2001: A Space Odyssey

2001: A Space Odyssey ★★★½

I really like Stanley Kubrick's play on genres. He takes a genre hitherto associated with B-movies, and gives it the same treatment as the luxurious historical epics of the time.

In keeping with this aesthetic, this film is meticulously captured on 65mm, and it looks stunning, in spite of some duping. The film juxtaposes some of its most expansive vistas (nearly entirely constructed in a studio) with some fierce closeups, to striking effect. Sound design is terrific, too.

A lot of people think of this film as a non-narrative work, but that's not true. Kubrick, along with Sir Arthur C. Clarke, have a clear story that they're trying to tell: the Odyssey of the Jupiter Mission, which is also the film's most memorable part. HAL, who was inserted by Kubrick and Clarke as an obstacle to the completion of the mission, is an absolutely chilling and surprisingly tragic antagonist.

But Kubrick gets just a bit too bogged down in the Dawn of Man, "Floyd" and Moon landing sequences. These were meant to be but a prologue to the story, but end up taking up nearly half the running-time.

You'd think the drawn-out space vistas would be the main culprit to the length of this section, but most of these are just too exquisite to fault. The music, in particular, is terrific. They don't further the plot, but they do serve the film's theme (more on this later).

I'd sooner had cut some of the scenes which exhibit the futuristic technology on-board the ships, to get the prologue down to the right length. As it is, the length of this section makes the film (which was twenty minutes longer still at the time of its premiere) feel more like an anthology, even though it clearly isn't.

This results in a film which is a bit too nebulous: Its just isn't a standalone experience. Without reading about the (very interesting) making of the film or looking into Sir Arthur's novel, its too hard to understand the film. Specifically, its finale.

If you do your reading, as I have, you learn that some kind of god-like aliens are behind it all: they take Dave on a tour of the galaxy through the Stargate, before putting him in an imaginary room, where he loses sense of time while they inspect him.
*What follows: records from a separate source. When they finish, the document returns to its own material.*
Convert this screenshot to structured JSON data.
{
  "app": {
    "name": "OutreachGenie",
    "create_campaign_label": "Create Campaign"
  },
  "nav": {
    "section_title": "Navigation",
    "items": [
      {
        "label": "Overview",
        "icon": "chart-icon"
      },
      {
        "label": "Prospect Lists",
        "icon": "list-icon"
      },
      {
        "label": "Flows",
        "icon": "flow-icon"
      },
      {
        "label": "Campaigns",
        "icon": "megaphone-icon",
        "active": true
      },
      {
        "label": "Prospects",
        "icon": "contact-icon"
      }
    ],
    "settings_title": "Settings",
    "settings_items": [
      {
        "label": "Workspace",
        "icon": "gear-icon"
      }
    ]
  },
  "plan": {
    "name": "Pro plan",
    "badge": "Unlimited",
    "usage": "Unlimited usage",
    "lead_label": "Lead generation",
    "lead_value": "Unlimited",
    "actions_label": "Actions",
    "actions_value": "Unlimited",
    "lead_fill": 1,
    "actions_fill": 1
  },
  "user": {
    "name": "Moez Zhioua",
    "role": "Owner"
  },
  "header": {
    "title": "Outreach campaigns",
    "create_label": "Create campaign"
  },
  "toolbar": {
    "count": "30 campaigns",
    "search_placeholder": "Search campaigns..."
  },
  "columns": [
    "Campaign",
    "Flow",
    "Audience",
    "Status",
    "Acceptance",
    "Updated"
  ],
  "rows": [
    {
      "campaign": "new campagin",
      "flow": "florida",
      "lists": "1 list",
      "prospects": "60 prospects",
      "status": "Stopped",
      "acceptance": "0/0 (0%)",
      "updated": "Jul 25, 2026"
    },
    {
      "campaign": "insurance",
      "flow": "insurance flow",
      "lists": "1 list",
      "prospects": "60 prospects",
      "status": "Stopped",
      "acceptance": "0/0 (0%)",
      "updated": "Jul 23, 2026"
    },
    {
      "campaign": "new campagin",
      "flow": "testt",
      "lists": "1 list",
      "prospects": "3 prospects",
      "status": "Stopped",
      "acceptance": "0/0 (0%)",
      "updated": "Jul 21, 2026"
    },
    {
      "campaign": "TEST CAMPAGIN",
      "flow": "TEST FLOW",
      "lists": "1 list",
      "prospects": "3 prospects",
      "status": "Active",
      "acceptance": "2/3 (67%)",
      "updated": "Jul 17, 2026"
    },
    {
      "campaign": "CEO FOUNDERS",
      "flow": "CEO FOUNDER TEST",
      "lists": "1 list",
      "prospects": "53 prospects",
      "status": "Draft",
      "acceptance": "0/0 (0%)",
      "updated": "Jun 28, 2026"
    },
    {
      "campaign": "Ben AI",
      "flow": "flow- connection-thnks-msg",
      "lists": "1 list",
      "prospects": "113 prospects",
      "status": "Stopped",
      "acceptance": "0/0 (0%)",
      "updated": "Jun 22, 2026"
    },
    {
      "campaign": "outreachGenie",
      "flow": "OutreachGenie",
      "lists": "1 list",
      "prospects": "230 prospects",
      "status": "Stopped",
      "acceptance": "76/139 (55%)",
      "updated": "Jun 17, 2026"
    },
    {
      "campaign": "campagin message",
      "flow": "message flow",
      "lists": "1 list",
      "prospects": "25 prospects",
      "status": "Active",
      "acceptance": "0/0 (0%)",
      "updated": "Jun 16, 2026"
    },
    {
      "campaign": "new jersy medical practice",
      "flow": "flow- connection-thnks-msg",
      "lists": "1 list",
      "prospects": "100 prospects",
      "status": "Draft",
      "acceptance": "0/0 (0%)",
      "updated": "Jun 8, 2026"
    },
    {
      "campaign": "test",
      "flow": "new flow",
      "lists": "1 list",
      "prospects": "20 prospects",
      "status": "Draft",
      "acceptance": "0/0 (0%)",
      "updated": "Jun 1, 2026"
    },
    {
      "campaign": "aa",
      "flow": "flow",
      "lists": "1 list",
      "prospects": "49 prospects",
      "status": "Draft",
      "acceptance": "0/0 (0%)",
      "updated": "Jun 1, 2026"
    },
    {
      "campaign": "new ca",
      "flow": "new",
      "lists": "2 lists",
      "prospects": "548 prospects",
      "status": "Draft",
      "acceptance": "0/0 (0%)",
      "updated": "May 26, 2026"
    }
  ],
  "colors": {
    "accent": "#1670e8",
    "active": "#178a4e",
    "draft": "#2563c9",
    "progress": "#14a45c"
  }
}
Finally, he evolves from man into the Star-child.

Its a great concept - I just wish the film had shed more light on it. The script sure does, and one would assume the longer cut of the film did, too.

Part of the issue is the Monoliths, which are meant to be artefacts left behind by the aliens. This concept was one which Clarke pursued in several of his short stories, many of which were cobbled together to create the story of 2001.

As a result, the Monoliths don't serve any one defined function in the film: the ones at the beginning and ending of the film serve as learning machines, helping makind evolve: from ape to man; from man to Übermensch. The other Monoliths which appear in the story, however, serve as mere checkpoints.

Another issue is the special effects. Impressive though they may be, the further into the plot we get, the more they go into overdrive. The Stargate and alien planets don't look convincing by modern standards, and the finale should have had a shot of Dave morphing into the Star-child, rather than a cut; but, alas, the technology wasn't there yet.

Once you do crack the film's plot, however, you realize it really isn't as subjective or philosophical as its often credited to be. I've seen and heard people overanalyze this film to death, positing that its an existential piece, that's its about human violence, even that its a commentary on the film-going experience. People are scrutinizing the smallest details of this film, down to projection malfunctions reported during the film's premiere, as though they were intentional leads to the picture's meaning.

Actually, the theme of this film (which was partially funded by NASA) is very simply a glorification of the space age, which was in its impetus at the time of the film's release. If the monoliths are the way for mankind to evolve, and they're in space, well then - the film states - sending people to space is stepping stone to furthering human evolution: pure and simple.

All of which isn't to say its a bad theme: in fact, it was a good choice for the film, which was made to be shown in one-strip cinerama venues. Cinerama features were as much a celebration of the sharp and immersive format as they were narrative works, and so the theme perfectly complements the way it was meant to be seen. But its too impersonal a theme, for my taste. Its probably why I like the HAL setpiece the best: its more personal and character-driven in nature.

I learned a lot about filmmaking from 2001. But while I appreciate and fully acknowledge its vision, scope, legacy and artistry its style is just a bit too much for me. Its an excellent film, to be sure, but I can't rate it any higher than I did.